La deuxième partie du récital est consacrée à Chopin et Szymanowski entre lesquels existe une filiation évidente. Chopin a fort influencé les compositeurs polonais, ukrainiens et russes. Je commencerai avec les Variations sur un thème folklorique polonais dans lesquelles Szymanowski fait preuve d’une virtuosité juvénile et d’une écriture très contrastée (on dirait du Chopin, shooté à Wagner et Mahler !). Et je conclurai avec la Troisième Sonate de Chopin, pleine de vie et d’énergie, qui constitue un vrai tremplin pour ses successeurs Szymanowski et Scriabine.
Quelles œuvres vous attirent sans que vous n’osiez pourtant les aborder ?
Je dirais les trois dernières (et monumentales !) Sonates de Schubert, que je voudrais jouer après avoir travaillé les œuvres de jeunesse. Je pense aussi aux Variations Goldberg de Bach, qui restent intimidantes, et à des cycles de Schumann comme le Carnaval et les Kreisleriana, qui comportent beaucoup de pièces courtes, cycles auxquels j’ai encore du mal à donner du sens.
Êtes-vous tenté de jouer des répertoires non classiques ?
Pour le moment c’est surtout le répertoire romantique qui m’occupe, mais je pourrais à l’occasion reprendre des œuvres de nombreux amis compositeurs. J’aimerais aussi beaucoup rejouer le Concerto n° 1 de Ginastera, qui est très différent de ce que l’on joue couramment.
Êtes-vous tenté par la direction d’orchestre ?

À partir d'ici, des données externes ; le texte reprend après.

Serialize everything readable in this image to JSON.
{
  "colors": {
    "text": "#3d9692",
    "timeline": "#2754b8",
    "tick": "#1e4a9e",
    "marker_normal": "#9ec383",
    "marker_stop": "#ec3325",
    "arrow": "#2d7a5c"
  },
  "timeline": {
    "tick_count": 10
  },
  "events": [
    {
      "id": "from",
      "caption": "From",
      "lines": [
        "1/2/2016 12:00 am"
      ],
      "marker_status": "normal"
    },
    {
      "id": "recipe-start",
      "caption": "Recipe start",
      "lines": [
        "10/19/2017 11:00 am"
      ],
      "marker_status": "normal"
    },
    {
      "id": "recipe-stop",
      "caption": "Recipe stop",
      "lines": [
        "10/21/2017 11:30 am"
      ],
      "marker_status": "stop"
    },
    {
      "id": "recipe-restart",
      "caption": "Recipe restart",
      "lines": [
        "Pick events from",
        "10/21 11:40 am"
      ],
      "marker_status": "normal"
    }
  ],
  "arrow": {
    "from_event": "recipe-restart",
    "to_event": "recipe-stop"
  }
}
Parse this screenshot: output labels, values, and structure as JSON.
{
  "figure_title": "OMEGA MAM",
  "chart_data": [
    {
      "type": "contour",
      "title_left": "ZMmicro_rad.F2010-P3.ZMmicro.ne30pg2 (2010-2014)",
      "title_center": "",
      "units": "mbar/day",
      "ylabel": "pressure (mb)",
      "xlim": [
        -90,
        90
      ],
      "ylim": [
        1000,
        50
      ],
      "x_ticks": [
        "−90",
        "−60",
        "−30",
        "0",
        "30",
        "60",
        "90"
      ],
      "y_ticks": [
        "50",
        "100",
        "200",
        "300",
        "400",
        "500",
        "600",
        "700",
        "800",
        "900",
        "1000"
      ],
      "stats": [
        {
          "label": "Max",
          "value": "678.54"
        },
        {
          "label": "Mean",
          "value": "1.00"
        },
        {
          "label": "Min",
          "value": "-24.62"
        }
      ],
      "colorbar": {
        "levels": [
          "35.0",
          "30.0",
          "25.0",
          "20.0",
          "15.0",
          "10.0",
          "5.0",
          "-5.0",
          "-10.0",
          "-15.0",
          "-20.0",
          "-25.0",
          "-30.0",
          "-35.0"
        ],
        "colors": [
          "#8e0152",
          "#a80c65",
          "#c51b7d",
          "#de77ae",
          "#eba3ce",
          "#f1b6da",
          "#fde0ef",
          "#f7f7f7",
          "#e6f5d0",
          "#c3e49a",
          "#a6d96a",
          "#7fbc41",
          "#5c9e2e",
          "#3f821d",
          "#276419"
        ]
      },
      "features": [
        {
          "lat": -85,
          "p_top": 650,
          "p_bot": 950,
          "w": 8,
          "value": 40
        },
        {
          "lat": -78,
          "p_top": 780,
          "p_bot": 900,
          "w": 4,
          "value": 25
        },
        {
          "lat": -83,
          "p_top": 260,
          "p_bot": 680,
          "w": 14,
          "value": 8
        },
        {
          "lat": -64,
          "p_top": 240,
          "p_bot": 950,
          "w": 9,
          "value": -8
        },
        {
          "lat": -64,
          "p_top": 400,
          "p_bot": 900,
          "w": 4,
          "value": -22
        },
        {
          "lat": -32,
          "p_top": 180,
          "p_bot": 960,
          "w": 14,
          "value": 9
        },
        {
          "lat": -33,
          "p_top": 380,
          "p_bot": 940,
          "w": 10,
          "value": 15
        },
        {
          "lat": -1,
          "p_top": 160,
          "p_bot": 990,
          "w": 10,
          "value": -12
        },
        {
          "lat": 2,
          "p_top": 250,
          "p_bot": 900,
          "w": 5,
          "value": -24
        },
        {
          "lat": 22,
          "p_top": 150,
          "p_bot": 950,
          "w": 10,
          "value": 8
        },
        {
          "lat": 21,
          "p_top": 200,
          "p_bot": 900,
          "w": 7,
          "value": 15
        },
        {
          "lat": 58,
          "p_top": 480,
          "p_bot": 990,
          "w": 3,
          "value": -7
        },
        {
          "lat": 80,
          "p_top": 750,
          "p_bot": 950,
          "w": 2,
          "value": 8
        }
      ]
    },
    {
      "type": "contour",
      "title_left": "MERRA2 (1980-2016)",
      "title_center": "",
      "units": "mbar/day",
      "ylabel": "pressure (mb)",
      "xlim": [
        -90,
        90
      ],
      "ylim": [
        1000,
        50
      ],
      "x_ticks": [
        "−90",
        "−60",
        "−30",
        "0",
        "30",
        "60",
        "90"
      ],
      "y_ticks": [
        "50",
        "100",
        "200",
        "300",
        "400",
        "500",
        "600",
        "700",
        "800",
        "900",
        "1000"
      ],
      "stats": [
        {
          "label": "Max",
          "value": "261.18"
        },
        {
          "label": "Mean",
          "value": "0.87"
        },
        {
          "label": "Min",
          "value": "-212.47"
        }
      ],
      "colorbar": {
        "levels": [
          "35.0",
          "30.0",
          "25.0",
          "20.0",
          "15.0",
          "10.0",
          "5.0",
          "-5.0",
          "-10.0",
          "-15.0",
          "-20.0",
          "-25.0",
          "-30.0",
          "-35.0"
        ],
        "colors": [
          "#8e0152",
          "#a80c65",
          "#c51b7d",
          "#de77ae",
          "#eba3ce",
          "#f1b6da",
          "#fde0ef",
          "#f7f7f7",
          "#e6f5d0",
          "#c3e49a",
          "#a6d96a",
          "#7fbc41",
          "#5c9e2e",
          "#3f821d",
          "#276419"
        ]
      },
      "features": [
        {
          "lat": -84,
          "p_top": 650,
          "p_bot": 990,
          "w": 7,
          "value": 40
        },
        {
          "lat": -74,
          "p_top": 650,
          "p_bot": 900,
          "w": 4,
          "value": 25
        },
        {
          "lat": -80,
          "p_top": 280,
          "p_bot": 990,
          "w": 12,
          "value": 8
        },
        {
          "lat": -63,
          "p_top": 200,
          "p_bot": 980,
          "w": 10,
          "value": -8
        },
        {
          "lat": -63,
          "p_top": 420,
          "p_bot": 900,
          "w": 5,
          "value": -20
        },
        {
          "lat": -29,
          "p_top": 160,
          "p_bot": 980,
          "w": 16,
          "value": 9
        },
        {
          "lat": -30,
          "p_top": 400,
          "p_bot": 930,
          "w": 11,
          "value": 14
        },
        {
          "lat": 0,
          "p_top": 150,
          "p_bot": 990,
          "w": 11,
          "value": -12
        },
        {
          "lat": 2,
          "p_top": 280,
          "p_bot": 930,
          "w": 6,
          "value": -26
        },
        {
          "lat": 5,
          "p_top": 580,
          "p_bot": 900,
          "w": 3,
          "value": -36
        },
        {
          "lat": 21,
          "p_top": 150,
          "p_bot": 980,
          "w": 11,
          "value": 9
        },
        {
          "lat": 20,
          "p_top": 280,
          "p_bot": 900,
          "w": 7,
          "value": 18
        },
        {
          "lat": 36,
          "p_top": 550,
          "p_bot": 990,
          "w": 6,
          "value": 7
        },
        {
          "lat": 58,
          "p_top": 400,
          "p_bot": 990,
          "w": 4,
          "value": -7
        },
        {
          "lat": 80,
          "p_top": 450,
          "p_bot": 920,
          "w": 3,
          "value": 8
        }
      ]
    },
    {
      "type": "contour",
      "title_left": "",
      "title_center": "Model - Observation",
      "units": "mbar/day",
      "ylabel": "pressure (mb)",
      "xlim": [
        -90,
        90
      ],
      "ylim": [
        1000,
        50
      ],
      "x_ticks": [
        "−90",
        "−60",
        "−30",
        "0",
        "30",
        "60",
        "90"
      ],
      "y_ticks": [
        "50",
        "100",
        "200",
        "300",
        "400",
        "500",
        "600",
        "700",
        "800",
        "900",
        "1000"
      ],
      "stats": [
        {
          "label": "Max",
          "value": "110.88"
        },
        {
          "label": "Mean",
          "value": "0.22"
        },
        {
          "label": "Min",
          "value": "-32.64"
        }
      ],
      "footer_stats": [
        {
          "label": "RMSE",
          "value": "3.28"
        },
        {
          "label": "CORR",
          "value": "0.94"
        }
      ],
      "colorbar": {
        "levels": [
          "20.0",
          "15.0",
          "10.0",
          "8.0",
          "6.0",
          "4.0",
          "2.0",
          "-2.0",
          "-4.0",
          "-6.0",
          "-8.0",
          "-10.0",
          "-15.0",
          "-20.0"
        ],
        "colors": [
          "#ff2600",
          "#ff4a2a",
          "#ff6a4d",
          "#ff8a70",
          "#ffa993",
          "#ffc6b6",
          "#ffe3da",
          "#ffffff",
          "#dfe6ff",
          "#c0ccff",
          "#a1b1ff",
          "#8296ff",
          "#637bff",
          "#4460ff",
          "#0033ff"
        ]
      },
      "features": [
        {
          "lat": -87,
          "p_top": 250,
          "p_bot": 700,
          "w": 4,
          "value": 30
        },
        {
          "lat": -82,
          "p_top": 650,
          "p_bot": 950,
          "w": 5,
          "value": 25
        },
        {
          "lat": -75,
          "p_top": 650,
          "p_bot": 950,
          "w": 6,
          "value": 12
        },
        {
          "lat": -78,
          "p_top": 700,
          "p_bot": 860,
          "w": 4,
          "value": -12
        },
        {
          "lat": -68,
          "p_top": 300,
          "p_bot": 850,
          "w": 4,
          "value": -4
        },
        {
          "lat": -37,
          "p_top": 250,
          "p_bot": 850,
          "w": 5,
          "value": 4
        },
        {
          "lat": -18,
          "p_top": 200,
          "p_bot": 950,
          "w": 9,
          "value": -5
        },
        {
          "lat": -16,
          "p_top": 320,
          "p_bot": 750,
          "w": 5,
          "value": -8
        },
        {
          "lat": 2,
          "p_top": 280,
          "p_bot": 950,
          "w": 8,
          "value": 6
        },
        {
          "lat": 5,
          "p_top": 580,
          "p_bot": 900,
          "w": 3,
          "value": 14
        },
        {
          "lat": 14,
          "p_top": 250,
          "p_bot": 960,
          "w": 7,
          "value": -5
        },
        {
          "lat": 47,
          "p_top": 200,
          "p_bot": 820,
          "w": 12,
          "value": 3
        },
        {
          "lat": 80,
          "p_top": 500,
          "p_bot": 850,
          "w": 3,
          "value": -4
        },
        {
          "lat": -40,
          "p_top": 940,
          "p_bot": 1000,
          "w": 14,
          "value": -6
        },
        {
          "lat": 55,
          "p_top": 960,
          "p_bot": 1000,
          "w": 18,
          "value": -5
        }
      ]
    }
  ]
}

Alors oui, c’est quelque chose que j’aimerais beaucoup aborder un jour, mais après avoir travaillé les grands concertos que je n’ai pas encore à mon répertoire. D’ailleurs, si je n’avais pas obtenu de prix au Concours Reine Elisabeth, je me serais présenté aux Concours Chopin et Van Cliburn. Et si je n’avais rien obtenu, je serais parti en Finlande pour étudier la direction d’orchestre.
Quels sont vos projets ?
J’ai plusieurs concerts avec le violoncelliste Victor Julien-Laferrière, autre vainqueur du Concours Reine Elisabeth, des concerts en Corée et au Japon, notamment avec les deux Concertos de Brahms et le Concerto de Grieg, que je jouerai pour la première fois. Je prépare également un autre récital avec une sonate de Beethoven (l’opus 109 ou l’opus 110), quelques Fairy Tales de Medtner et la Sonate de Liszt.
Propos recueillis par Éric Mairlot
En récital dans la série Piano 5 étoiles, le dimanche 2 mars à 16h à la Salle Philharmonique.